CIMB-Principal is likewise managing Malaysia’s first offshore invested ETFs – the CIMB FTSE Asean 40 Malaysia and the CIMB FTSE Xinhua China 25 – which were listed on Bursa Malaysia on July 9 2010. The two ETFs offer the Malaysian investors easy access to top stocks in Asean and China for instant diversification. They are the first Malaysian ETFs that are based on a cash creation and redemption structure.
The CIMB FTSE Asean 40 Malaysia feeds into the CIMB FTSE Asean 40, which has been listed on the Singapore Exchange since September 2006. The fund aims to provide investment results that track its benchmark, the FTSE/Asean 40 Index, which comprises the top 40 stocks in five Asean countries – Singapore, Malaysia, Thailand, Indonesia and the Philippines.
The CIMB FTSE Xinhua China 25, which represents Malaysia’s first China ETF, aims to provide investment results that closely correspond to its benchmark, the FTSE/Xinhua China 25 Index. The index comprises 25 of the largest and most liquid Chinese stocks listed and trading on the Stock Exchange of Hong Kong with top stocks from the financial, telecom, oil and gas, and industrial sectors currently dominating the index.

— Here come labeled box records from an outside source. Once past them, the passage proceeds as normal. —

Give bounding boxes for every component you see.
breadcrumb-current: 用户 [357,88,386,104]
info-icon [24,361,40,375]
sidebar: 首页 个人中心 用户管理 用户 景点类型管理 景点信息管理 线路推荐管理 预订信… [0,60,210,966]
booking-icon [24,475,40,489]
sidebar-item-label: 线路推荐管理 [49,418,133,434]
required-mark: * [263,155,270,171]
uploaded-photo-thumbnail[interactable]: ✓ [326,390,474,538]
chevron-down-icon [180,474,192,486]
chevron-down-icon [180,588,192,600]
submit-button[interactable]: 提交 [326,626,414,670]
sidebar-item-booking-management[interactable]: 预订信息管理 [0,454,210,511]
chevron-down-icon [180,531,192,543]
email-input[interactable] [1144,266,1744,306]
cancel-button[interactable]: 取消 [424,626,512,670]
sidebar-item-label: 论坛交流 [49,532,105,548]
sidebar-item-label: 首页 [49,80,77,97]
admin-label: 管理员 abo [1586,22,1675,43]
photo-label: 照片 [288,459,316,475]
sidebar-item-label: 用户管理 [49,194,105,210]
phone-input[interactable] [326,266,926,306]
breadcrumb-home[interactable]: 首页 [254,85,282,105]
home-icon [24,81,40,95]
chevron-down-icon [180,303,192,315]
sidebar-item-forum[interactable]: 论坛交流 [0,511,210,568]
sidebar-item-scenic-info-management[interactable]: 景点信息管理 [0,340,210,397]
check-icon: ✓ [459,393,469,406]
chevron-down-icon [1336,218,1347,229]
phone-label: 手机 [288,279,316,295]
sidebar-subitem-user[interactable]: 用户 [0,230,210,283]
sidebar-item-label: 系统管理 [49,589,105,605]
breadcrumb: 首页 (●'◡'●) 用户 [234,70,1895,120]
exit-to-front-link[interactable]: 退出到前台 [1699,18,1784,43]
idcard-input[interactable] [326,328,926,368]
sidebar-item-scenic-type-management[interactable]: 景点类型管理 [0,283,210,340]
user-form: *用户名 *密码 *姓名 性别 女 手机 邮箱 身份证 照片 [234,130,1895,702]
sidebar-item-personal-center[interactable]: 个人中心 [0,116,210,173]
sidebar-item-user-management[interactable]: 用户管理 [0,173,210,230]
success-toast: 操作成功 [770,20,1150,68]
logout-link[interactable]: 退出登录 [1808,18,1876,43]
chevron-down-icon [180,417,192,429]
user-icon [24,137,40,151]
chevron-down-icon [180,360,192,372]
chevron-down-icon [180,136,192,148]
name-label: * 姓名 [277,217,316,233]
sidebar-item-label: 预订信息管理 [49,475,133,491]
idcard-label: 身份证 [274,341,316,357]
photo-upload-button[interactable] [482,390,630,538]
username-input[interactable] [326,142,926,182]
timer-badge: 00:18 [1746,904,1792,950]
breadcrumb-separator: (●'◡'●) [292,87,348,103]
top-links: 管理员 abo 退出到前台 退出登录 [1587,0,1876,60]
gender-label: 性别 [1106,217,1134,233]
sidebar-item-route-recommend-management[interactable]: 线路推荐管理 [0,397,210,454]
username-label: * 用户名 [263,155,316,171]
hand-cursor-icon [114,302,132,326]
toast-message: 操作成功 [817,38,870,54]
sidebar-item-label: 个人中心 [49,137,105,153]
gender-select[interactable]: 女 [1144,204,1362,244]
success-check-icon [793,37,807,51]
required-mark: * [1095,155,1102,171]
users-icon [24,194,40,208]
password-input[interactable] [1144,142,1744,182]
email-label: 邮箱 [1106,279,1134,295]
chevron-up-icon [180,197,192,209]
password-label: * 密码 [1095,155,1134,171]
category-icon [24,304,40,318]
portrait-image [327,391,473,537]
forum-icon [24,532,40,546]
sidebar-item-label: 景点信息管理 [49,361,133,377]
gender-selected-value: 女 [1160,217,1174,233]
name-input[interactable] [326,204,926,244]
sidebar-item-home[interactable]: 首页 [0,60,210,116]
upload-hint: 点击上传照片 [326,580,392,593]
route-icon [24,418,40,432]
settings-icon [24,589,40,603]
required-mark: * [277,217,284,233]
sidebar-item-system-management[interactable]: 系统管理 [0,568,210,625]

Campbell Tupling: We see a lot of upside for ETFs |
“The CIMB FTSE Xinhua China 25 ETF is a solid way to get into the China market,” says Campbell Tupling. “The breadth of those companies in China is enormous. While investors are worried about the China slowdown, the Chinese government has impressed everybody with its ability to shift from an export-oriented, low-cost labour market into a domestic consumption-driven economy.”
Volume is key
Volume is key
At present, there are three other ETFs in Malaysia, but none of them could be considered overly successful in the niches that they serve. They boast of reasonable amounts of assets under management, but not the trading volume that would indicate their usage as investment tools. For ETFs, as Campbell Tupling points out, the trading volume is important.
“ETFs are not yet popular among the Malaysian investors as they are still new in this market,” he notes. “When you launch a product that is different, you will tend to get that kind of sluggish reception if insufficient investor education is carried out to attract demand. While the demand for ETFs in other Asian markets is growing, it is nowhere near the US or European level. As such, we see a lot of upside for ETFs.”
Campbell Tupling stresses that much of the success depends on having the right ETFs and that is a question in this market. “Certainly, we see ETFs as something that are going to grow and they are needed to be offered in Malaysia as an alternative way of investing for different types of investors, particularly institutional investors,” he remarks. “ETFs should likewise be attractive to retail investors who are looking for alternative types of investments.”